Today, New Jersey Governor Phil Murphy signed into law the “Diane B. Allen Equal Pay Act” (“Act”). A significant amendment to the New Jersey Law Against Discrimination (“LAD”), the Act will now go into effect on July 1, 2018.
Among other things, the Act bars New Jersey employers from paying employees in a protected class a rate of compensation (including benefits) less than the rate paid to other employees not members of the class for substantially similar work, with regard to skill, effort, and responsibility. Exceptions to this broad prohibition are limited. They include situations where the employer can establish that the differing rate of compensation is made according to a seniority or merit system. An exception is also available if the employer can show all of the following:
- that the differential is based on at least one legitimate factor other than the characteristics of the protected class, such as training, education or experience, or the quantity or quality of production;
- that this factor(s) is not predicated on and does not perpetuate a difference in compensation based on sex or another characteristic of the protected class;
- that the factor(s) is applied reasonably;
- that the factor(s) accounts for the entire compensation differential; and
- that the factor(s) is job-related vis-à-vis the position at issue and based on business necessity, which will not apply if it is shown that alternative business practices exist that would serve the same business purpose without creating the disparity in compensation.
Comparisons of compensation rates are to be based on rates across all of the employer’s operations or facilities, not just the particular employee’s geographic location. Employers may not remedy any unlawful discrepancy in compensation by lowering the rate of more highly compensated comparator employee(s).
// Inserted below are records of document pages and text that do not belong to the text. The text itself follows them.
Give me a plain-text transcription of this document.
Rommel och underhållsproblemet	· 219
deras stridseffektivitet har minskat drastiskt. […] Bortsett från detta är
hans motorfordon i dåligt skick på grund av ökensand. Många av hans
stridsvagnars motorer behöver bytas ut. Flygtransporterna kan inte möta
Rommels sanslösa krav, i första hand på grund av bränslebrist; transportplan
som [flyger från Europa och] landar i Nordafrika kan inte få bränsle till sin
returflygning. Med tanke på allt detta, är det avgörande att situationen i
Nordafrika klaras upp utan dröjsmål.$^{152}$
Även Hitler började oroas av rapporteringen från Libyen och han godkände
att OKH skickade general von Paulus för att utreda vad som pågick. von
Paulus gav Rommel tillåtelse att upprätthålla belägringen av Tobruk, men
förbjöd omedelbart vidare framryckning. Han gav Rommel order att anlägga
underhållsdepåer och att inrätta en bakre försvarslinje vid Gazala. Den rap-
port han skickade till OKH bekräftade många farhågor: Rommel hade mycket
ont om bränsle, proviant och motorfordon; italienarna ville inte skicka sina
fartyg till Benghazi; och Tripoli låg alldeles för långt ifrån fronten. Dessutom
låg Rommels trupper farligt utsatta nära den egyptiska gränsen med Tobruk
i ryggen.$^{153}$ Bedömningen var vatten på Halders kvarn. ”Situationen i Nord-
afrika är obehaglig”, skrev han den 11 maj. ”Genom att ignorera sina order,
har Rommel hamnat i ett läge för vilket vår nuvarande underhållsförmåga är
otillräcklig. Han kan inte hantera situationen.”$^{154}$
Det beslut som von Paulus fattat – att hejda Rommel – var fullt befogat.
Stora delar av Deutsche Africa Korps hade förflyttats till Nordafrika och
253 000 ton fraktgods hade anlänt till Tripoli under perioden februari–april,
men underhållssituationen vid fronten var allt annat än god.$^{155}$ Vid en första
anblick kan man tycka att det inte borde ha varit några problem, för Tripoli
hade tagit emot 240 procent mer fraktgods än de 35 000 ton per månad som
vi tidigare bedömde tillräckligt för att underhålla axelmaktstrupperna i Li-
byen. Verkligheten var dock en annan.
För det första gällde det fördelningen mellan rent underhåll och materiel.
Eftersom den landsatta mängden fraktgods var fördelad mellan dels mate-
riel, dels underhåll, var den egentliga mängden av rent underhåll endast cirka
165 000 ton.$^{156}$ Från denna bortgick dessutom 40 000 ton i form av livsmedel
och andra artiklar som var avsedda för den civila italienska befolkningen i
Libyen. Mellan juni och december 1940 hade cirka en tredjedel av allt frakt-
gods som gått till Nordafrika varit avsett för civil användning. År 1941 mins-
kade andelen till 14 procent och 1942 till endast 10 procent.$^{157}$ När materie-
In addition to these provisions on unlawful employment discrimination, the Act expands protected activity to include an employee’s discussion with or disclosure to a lawyer to seek legal advice or government agency information about the job title, job category, or compensation of the employee or any other company employee, past or present. Employers likewise may not require employees or prospective employees as a condition of employment to waive their rights to such disclosures or agree not to make them.
Persons subjected to discrimination in compensation may potentially recover back pay for the entire period the violation has been occurring, up to six years, as well as any other relief for which LAD already provides. Notably, triple the amount of any monetary damages are mandated against an employer that a jury finds guilty of breaching provisions of the Act related to nondiscrimination and nonretaliation.
For public works contracts in New Jersey, the Act adds new types of information that must be reported to the Commissioner of Labor and Workforce Development, including as to compensation, hours, and ethnicity. The Commissioner is tasked with revising the reporting form, which public works employers must use.
New Jersey employers should familiarize themselves with the Act. They should carefully review and assess for compliance their compensation polices and practices as well as employees’ compensation packages across work functions at all locations.